Arteta nie spodziewa się wzmocnień z najwyższej półki
Arsenal po 20 meczach ma na koncie 40 punktów i zajmuje drugie miejsce w tabeli Premier League. Uchodzi za głównego rywala Liverpoolu w walce o tytuł, choć The Reds mają już sporą przewagę i w najbliższym czasie na pewno nikt ich nie przegoni. Obecny sezon nie układa się jednak zbyt dobrze dla Kanonierów, którzy rozegrali już wiele rozczarowujących spotkań. Kibice coraz częściej kwestionują pracę Mikela Artety, który po kilku latach na stanowisku wciąż nie może zbudować drużyny na miarę mistrzostwa Anglii. Hiszpański menedżer dostrzega, że kadra Arsenalu nie jest wystarczająco mocna. Jest świadom braków na niektórych pozycjach, w tym w szczególności w ofensywie. Zaznacza przy tym, że ograniczenia finansowe nie pozwalają ściągać na Emirates Stadium gwiazd najwyższego formatu.
– Mamy pewne ograniczenia, wiele luk i rzeczy do nadrobienia, aby stać się drużyną, jaką chcemy być. Kolejna kwestia to dostępność nowych zawodników. Czy możemy sobie na nich pozwolić? Nawet jeśli chcesz, czasem nie jest to możliwe – przekazał Arteta.

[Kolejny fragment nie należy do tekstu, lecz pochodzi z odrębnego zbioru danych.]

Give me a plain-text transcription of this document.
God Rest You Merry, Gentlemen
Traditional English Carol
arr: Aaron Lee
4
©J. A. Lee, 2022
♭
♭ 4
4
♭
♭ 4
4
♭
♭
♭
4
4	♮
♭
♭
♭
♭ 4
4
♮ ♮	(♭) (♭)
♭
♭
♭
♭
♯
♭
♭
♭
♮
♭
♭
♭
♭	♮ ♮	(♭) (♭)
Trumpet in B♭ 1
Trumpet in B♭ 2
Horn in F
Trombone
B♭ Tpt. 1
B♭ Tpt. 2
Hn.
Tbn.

Oglądaj skróty meczów Premier League
Arsenal najprawdopodobniej zrezygnuje z transferu Alexandra Isaka, gdyż nie jest w stanie spełnić żądań finansowych Newcastle United. Wciąż głównym celem jest sprowadzenie nowego napastnika. Wśród kandydatów wymienia się Viktora Gyokeresa czy Dusana Vlahovicia. Wiele będzie zależało od tego, jak ewentualna transakcja wpłynie na przyszły budżet.